A mudança que chegou com Martínez era há muito necessária porque o futebol de seleções, talvez ainda mais do que o futebol de clubes, cumpre uma função social que tem sido parcialmente esquecida nos últimos anos em Portugal. O futebol tem que ser uma fonte de entretenimento, mais do que uma fonte de vitórias. A obsessão com as vitórias, como se fosse um direito nisso, são uma patetice quando falamos de uma seleção como a portuguesa. O orgulho pode estar na forma como vencemos, o que aconteceu duas vezes na história (sem sabermos rigorosamente como), mas deve ser ainda mais vincado na forma como saímos derrotados, o que acontece quase sempre. Devemos cuidar especialmente desses momentos, por serem mais frequentes. Eu gostei da Seleção de 1996, que ainda hoje está no meu top, porque jogou um futebol esteticamente mais atrativo do que qualquer outra, mesmo que ninguém, excepto alguns milhões de portugueses inebriados, achasse aquele futebol capaz de levantar um troféu. Não consigo dizer-vos com certeza que o objetivo da Seleção de 1996 foi antes de mais jogar bonito e só depois ganhar, mas gosto de pensar que sim. Gostei da Seleção de 2000 porque voltou a privilegiar o bom futebol e a gentil habilidade de muitos dos nossos craques, e ainda nos deu a cereja no topo do bolo: um final trágico em que pudemos dizer que fomos roubados. Depois veio 2004 e a maior desilusão, até sentirmos tudo isto vingado em 2016, um engano maravilhoso que nos convenceu de que essa era afinal a nossa feliz sina.

E agora parece ser isto que se pede, como se jogar um futebol entusiasmante ou colocar os melhores jogadores em campo não fossem prioridades mais importantes. Nesse sentido, os primeiros jogos de Martínez tiveram coisas boas e coisas más. O futebol mostrou já, em pouco tempo, coisas mais interessantes do que muitas exibições da era anterior, mesmo contra adversários fracos. A convocatória mostrou a maioria dos nomes certos, mas uma preocupante limitação no momento de rematar à baliza. É inexplicável que Roberto Martínez insista em Cristiano Ronaldo a titular e desfaça a motivação de Gonçalo Ramos no momento mais fulgurante da sua carreira. O meu pedido ao selecionador nacional é que, em relação a esta matéria, seja mais Ten Hag e menos Fernando Santos.

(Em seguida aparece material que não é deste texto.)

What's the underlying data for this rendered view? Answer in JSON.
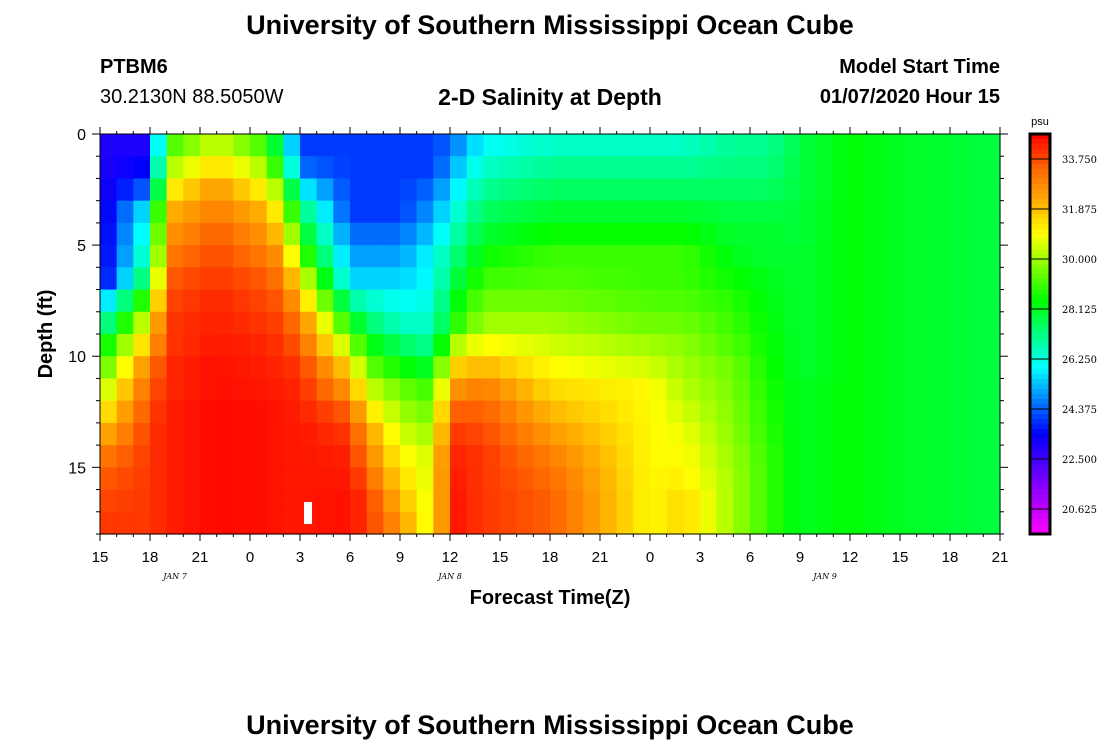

Ser capaz de cuidar do fatal destino de uma seleção como a portuguesa, tomando as decisões certas que a habilitem a cumprir a sua mais importante função social - entreter-nos - pode eventualmente aproximar-nos dos tais troféus que tanto reclamamos. A obsessão do futebol moderno em formar vencedores ignora a ideia de que há vencidos mais dignos e memoráveis do que muitos vencedores. Eu espero que esta Seleção me garanta, primeiro, que vou ter mais orgulho nas derrotas, ou que vou viver uma desilusão maior, ou que nos vão dar motivos para criticarmos a arbitragem, mesmo que esta decida bem. Levantar taças a qualquer custo? Joguem para ser recordados, independentemente do resultado. Joguem bonito e nada nos faltará. Não acredito que Portugal vá ganhar uma competição em que todos vejam o nosso país como o mais forte candidato à vitória, ou numa ocasião em que toda a gente bata no peito a dizer que desta vez é que vai ser como se fosse um direito divino. Preparemo-nos antes para perder com estilo, tornemos as nossas derrotas mais interessantes, façamos dessa a nossa mitologia, e, quem sabe, talvez com isso aprendamos a ganhar mais e melhor.